If we write $f(x+iy) = u(x,y)+iv(x,y) $ where $u,v$ are real, we can compute the Jacobian in the usual way as $$ \begin{vmatrix} u_x & u_y \\ v_x & v_y \end{vmatrix} = u_x v_y-u_yv_x. $$ The Cauchy–Riemann equations give that $u_x=v_y$ and $u_y=-v_x$, so this is equal to $u_x^2+u_y^2$.

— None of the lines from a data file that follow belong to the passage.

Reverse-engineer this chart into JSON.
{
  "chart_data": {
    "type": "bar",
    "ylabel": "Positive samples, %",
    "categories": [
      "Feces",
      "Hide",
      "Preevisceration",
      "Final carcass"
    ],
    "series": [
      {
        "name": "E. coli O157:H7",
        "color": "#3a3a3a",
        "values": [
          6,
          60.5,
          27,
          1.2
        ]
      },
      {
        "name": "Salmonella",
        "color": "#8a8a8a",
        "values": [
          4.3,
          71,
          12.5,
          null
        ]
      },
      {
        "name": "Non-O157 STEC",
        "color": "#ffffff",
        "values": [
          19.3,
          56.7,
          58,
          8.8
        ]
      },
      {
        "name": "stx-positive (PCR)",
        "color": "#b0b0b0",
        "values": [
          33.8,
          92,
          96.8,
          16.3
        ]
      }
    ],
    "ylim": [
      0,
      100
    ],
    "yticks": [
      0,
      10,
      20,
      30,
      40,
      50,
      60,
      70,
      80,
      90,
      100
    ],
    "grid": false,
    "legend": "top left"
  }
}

On the other hand, the formula for coordinate transformations gives $\partial_z = \frac{1}{2}(\partial_x - i\partial_y)$, so $$ f'(x+iy) = \frac{1}{2}\left( u_x+v_y+i(u_y-v_x) \right) = u_x+iu_y, $$ by the Cauchy–Riemann equations again, and then $\lvert f'(x+iy) \rvert^2 = u_x^2+u_y^2 $. So the Jacobian is $\lvert f'(z) \rvert^2$ as required.